IntroductionFollow the bank of the Kerikeri River through regenerating forest and discover the remains of an historic power house, and Wharepuke and Rainbow Falls - it's a great option for walking children.
This is part of the Te Araora Trail.
You can also walk the track in the reverse direction.
The track passes through stands of young kauri, tōtara and associated native vegetation. As you walk along the track, you will pass the remains of the historic Kerikeri hydro-election station, built as part of the hydro-electric generation scheme that operated between 1930 and 1967. The building’s remains are open to the public.

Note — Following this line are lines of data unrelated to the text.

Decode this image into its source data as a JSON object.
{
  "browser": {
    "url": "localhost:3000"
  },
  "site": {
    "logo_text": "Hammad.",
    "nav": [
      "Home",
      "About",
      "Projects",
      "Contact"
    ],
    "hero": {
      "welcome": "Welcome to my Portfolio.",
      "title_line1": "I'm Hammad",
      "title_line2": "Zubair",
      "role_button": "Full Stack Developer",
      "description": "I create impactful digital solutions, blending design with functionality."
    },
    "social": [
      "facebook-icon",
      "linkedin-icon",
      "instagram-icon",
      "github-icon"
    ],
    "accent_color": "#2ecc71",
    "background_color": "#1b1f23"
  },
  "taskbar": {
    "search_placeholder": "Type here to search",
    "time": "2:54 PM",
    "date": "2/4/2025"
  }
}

You can see interesting rock formations close to the Wharepuke Falls. At the base of these falls is a popular swimming-hole.
Ten minutes westward along the river from the Wharepuke Falls, the Kerikeri River Track goes under the Heritage Bypass and takes you to a seating area at the Fairy Pools.
10,000 Steps Northland: This track equates to about 4,667 steps.
Fishing is allowed in the Kerikeri River. Fishing permits and information are available from Fish & Game New Zealand.
The Kerikeri River Track starts in the Kerikeri Basin Reserve and ends at the Rainbow Falls, Kerikeri.
Access the track from
- the carpark at the start of Landing Road
- Rainbow Falls Road
- Heritage Bypass, north of the bridge
- Edkins Road, signposted between 33 and 37 Edkins Road
- Dogs are not permitted on the walking tracks in the Kerikeri Basin due to the risk they pose to kiwi and other wildlife.
- Parking, picnicking and a BBQ area in the Kerikeri Basin Recreation Reserve at the eastern end of the track. To get there – travel along the Heritage Bypass, turn right into Waipapa Road, then right into Landing Road. The Kerikeri Basin Recreation Reserve is at the far end of Landing Road.
- Parking and picnic facilities are also at the western end of the track – access from Rainbow Falls Road.
- Carry warm, waterproof clothing, and food and drink, even on short walks. Stout shoes or walking boots are advisable.
- Before leaving for your walk, make sure your vehicle is locked and any valuables out of sight.
The Kerikeri River, at the Wharepuke Falls, and the larger Rainbow Falls, tumbles over basalt lava fields, which flowed into the river valley following volcanic eruptions some 200 million years ago.